Paul Martini |
Many tech giants have recently made a big push in wearable items – from watches with integrated cellphones, to smart glasses that can record what we see in day-to-day life. Yet, many of these seemingly harmless items are raising security concerns.
Paul Martini, co-founder and CEO of iboss, says that it’s through a device’s ability to interact with the outside world that those security concerns come into place. “For example, if Google Glass did not have the ability to record video, there would be no worry that sensitive data within an organization could be recorded and lost,” he says. “If a smart watch did not have a microphone, there would be no worry that confidential information could be audio-recorded and transferred outside the network. So, by looking at these devices’ abilities to interact with the analog world around them, we can begin to assess the challenges of applying appropriate security measures to protect valuable assets and information.”
In addition to a device’s ability to obtain data, we need to look at storing and transferring data, Martini says. “This is the difference between the original calculator and Samsung’s Galaxy Gear smart watch. Whereas the calculator watch had the ability to sum and multiply numbers, it didn’t have the ability to transfer and in most cases store the information. In contrast, the Galaxy Gear watch sends and receives text messages, makes phone calls and stores voice recordings. Fundamentally, these watches have the ability to both store and transfer data. This is the second critical piece that makes today’s wearable technology like this a security concern for business. Although the data being stored may be harmless, it does not discriminate about the type of data being stored or transferred. The data could be sensitive, violating one of many privacy laws such as HIPAA, or be the company’s Intellectual Property. The ability to store and transfer data is where the problem resides.”
What are possible solutions?
The solution is a combination of creating organizational rules and updating network security infrastructure so that it can detect, and in some cases control, the movement of data to and from these devices. Creating organizational rules regarding acceptable technology, wearable or not, is step one. Then, it’s important to understand how a device works with regard to its ability to store and transfer data. Take the Galaxy Gear watch. Its connectivity is typically via Bluetooth and it must connect to a cellphone to transfer information. Without a cellphone, the watch has no ability to transfer data over the network. It can, however, store pictures and audio recordings within its onboard memory without a phone present. In this case an organization needs to ask whether or not smartphones are allowed on the network. If they are, then the additional risks the watch may bring to the organization are trivial. Most of the functions the watch can perform, for example taking pictures and recording audio, can also be done on the phone. However, if smartphones are not allowed within the workplace due to the risks a camera, audio and storage bring with them, then a smart watch should not be allowed either.

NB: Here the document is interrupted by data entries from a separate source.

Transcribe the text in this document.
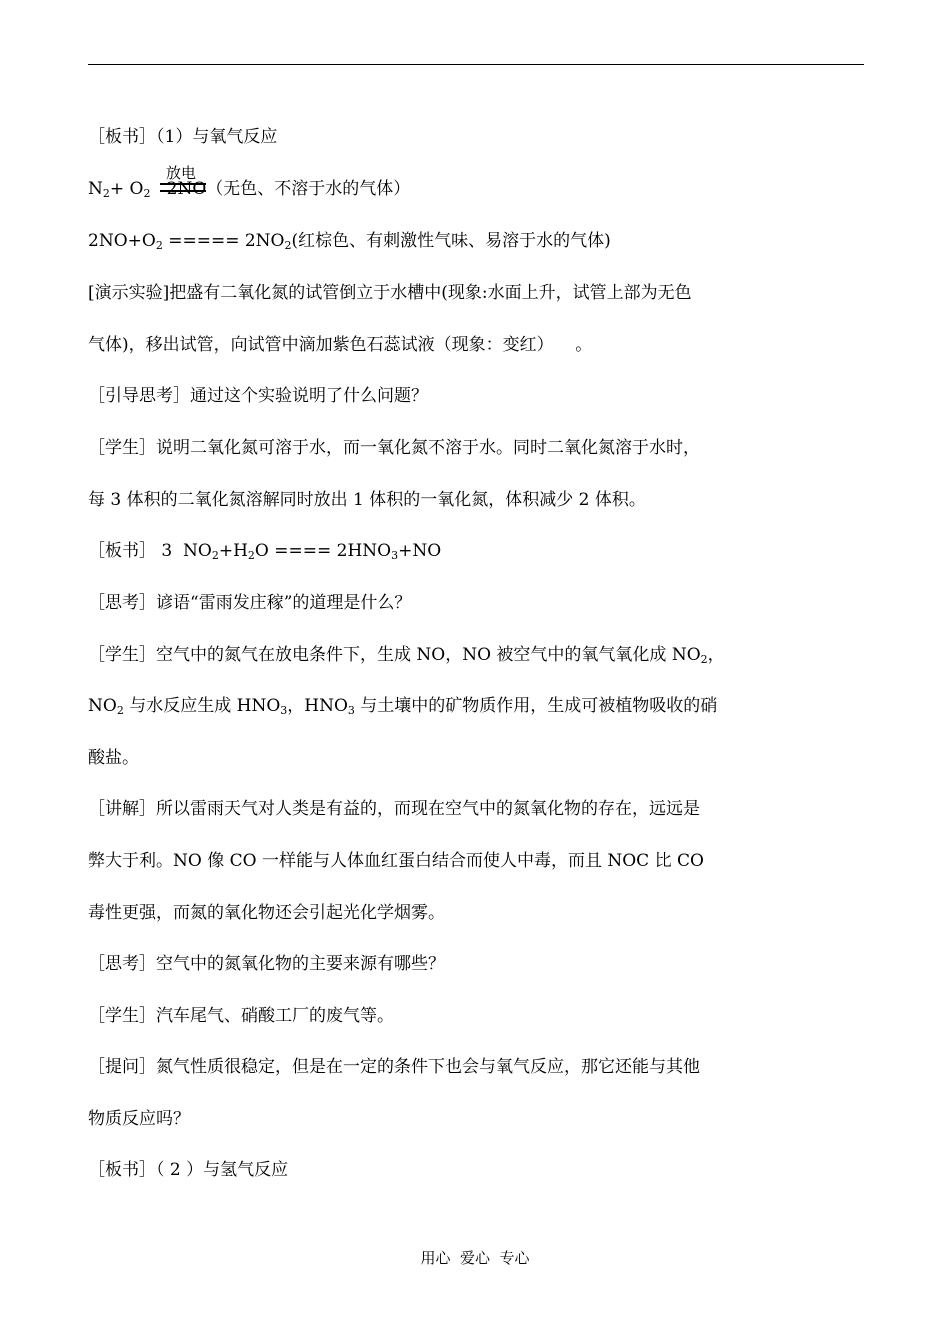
［板书］（1）与氧气反应
放电
$N_2+ O_2$   2NO（无色、不溶于水的气体）
$2NO+O_2$ ===== $2NO_2$(红棕色、有刺激性气味、易溶于水的气体)
[演示实验]把盛有二氧化氮的试管倒立于水槽中(现象:水面上升，试管上部为无色
气体)，移出试管，向试管中滴加紫色石蕊试液（现象：变红）    。
［引导思考］通过这个实验说明了什么问题？
［学生］说明二氧化氮可溶于水，而一氧化氮不溶于水。同时二氧化氮溶于水时，
每 3 体积的二氧化氮溶解同时放出 1 体积的一氧化氮，体积减少 2 体积。
［板书］ 3  $NO_2+H_2O$ ==== $2HNO_3+NO$
［思考］谚语“雷雨发庄稼”的道理是什么？
［学生］空气中的氮气在放电条件下，生成 NO，NO 被空气中的氧气氧化成 $NO_2$，
$NO_2$ 与水反应生成 $HNO_3$，$HNO_3$ 与土壤中的矿物质作用，生成可被植物吸收的硝
酸盐。
［讲解］所以雷雨天气对人类是有益的，而现在空气中的氮氧化物的存在，远远是
弊大于利。NO 像 CO 一样能与人体血红蛋白结合而使人中毒，而且 NOC 比 CO
毒性更强，而氮的氧化物还会引起光化学烟雾。
［思考］空气中的氮氧化物的主要来源有哪些？
［学生］汽车尾气、硝酸工厂的废气等。
［提问］氮气性质很稳定，但是在一定的条件下也会与氧气反应，那它还能与其他
物质反应吗？
［板书］（ 2 ）与氢气反应
用心  爱心  专心
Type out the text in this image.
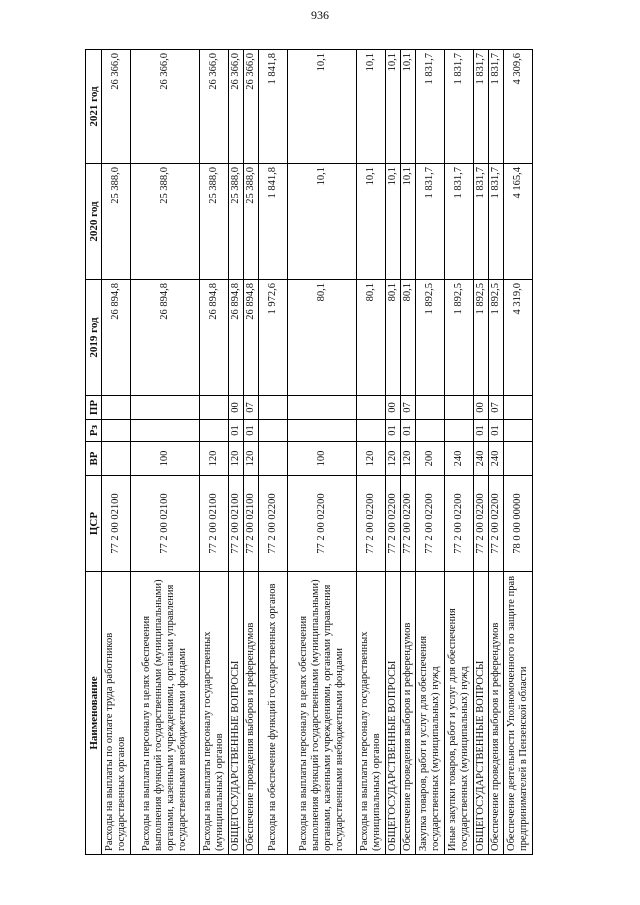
936
Наименование	ЦСР	ВР	Рз	ПР	2019 год	2020 год	2021 год
Расходы на выплаты по оплате труда работников государственных органов	77 2 00 02100				26 894,8	25 388,0	26 366,0
Расходы на выплаты персоналу в целях обеспечения выполнения функций государственными (муниципальными) органами, казенными учреждениями, органами управления государственными внебюджетными фондами	77 2 00 02100	100			26 894,8	25 388,0	26 366,0
Расходы на выплаты персоналу государственных (муниципальных) органов	77 2 00 02100	120			26 894,8	25 388,0	26 366,0
ОБЩЕГОСУДАРСТВЕННЫЕ ВОПРОСЫ	77 2 00 02100	120	01	00	26 894,8	25 388,0	26 366,0
Обеспечение проведения выборов и референдумов	77 2 00 02100	120	01	07	26 894,8	25 388,0	26 366,0
Расходы на обеспечение функций государственных органов	77 2 00 02200				1 972,6	1 841,8	1 841,8
Расходы на выплаты персоналу в целях обеспечения выполнения функций государственными (муниципальными) органами, казенными учреждениями, органами управления государственными внебюджетными фондами	77 2 00 02200	100			80,1	10,1	10,1
Расходы на выплаты персоналу государственных (муниципальных) органов	77 2 00 02200	120			80,1	10,1	10,1
ОБЩЕГОСУДАРСТВЕННЫЕ ВОПРОСЫ	77 2 00 02200	120	01	00	80,1	10,1	10,1
Обеспечение проведения выборов и референдумов	77 2 00 02200	120	01	07	80,1	10,1	10,1
Закупка товаров, работ и услуг для обеспечения государственных (муниципальных) нужд	77 2 00 02200	200			1 892,5	1 831,7	1 831,7
Иные закупки товаров, работ и услуг для обеспечения государственных (муниципальных) нужд	77 2 00 02200	240			1 892,5	1 831,7	1 831,7
ОБЩЕГОСУДАРСТВЕННЫЕ ВОПРОСЫ	77 2 00 02200	240	01	00	1 892,5	1 831,7	1 831,7
Обеспечение проведения выборов и референдумов	77 2 00 02200	240	01	07	1 892,5	1 831,7	1 831,7
Обеспечение деятельности Уполномоченного по защите прав предпринимателей в Пензенской области	78 0 00 00000				4 319,0	4 165,4	4 309,6
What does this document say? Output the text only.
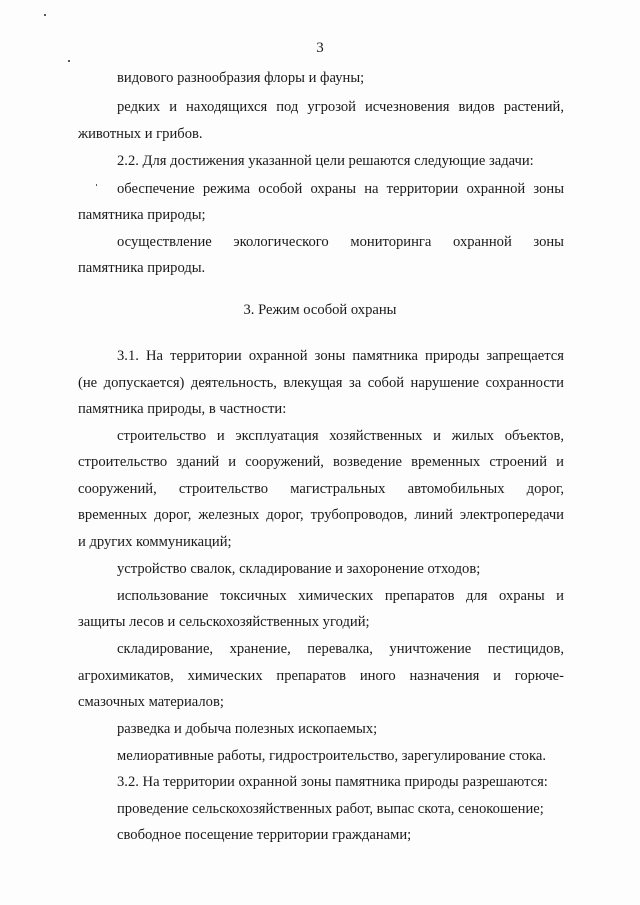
3
видового разнообразия флоры и фауны;
редких и находящихся под угрозой исчезновения видов растений,
животных и грибов.
2.2. Для достижения указанной цели решаются следующие задачи:
обеспечение режима особой охраны на территории охранной зоны
памятника природы;
осуществление экологического мониторинга охранной зоны
памятника природы.
3. Режим особой охраны
3.1. На территории охранной зоны памятника природы запрещается
(не допускается) деятельность, влекущая за собой нарушение сохранности
памятника природы, в частности:
строительство и эксплуатация хозяйственных и жилых объектов,
строительство зданий и сооружений, возведение временных строений и
сооружений, строительство магистральных автомобильных дорог,
временных дорог, железных дорог, трубопроводов, линий электропередачи
и других коммуникаций;
устройство свалок, складирование и захоронение отходов;
использование токсичных химических препаратов для охраны и
защиты лесов и сельскохозяйственных угодий;
складирование, хранение, перевалка, уничтожение пестицидов,
агрохимикатов, химических препаратов иного назначения и горюче-
смазочных материалов;
разведка и добыча полезных ископаемых;
мелиоративные работы, гидростроительство, зарегулирование стока.
3.2. На территории охранной зоны памятника природы разрешаются:
проведение сельскохозяйственных работ, выпас скота, сенокошение;
свободное посещение территории гражданами;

What about Mobile Device Management?
There is a condition where allowing a smartphone might be acceptable, but something like a smart watch would not. If the organization uses Mobile Device Management (MDM) to manage what is enabled or disabled on the mobile phone, then a phone might be acceptable. For example, using a MDM solution, the camera on a phone could be locked so that no pictures could be taken while at the office. This would not prevent a watch from taking and storing pictures, however. An organization has to look at the whole picture when thinking about the risks and acceptable use policy regarding wearable technology. Wearable technology should only be considered acceptable in the organization if it brings value to the company or makes an employee’s life easier so he/she can perform better.
After acceptable use polices, what is next?
An organization should consider upgrading its network security infrastructure. This will help to detect, and in cases prevent, data loss through the use of wearable technology. Advanced security solutions analyze data flows and can identify the type of device sending and receiving data. In the case of wearable technology, the solution could detect data communication out of the network that originated from the device and then alert an administrator of the transfer. Even if the security solution is not able to block the communication generated from the wearable device, detecting it may be enough to alert an administrator that an unacceptable device is being used on the network. When considering wearable technology, remember to take a step back and determine what capabilities the technology has. If the risks outweigh the rewards, consider preventing their use within the organization.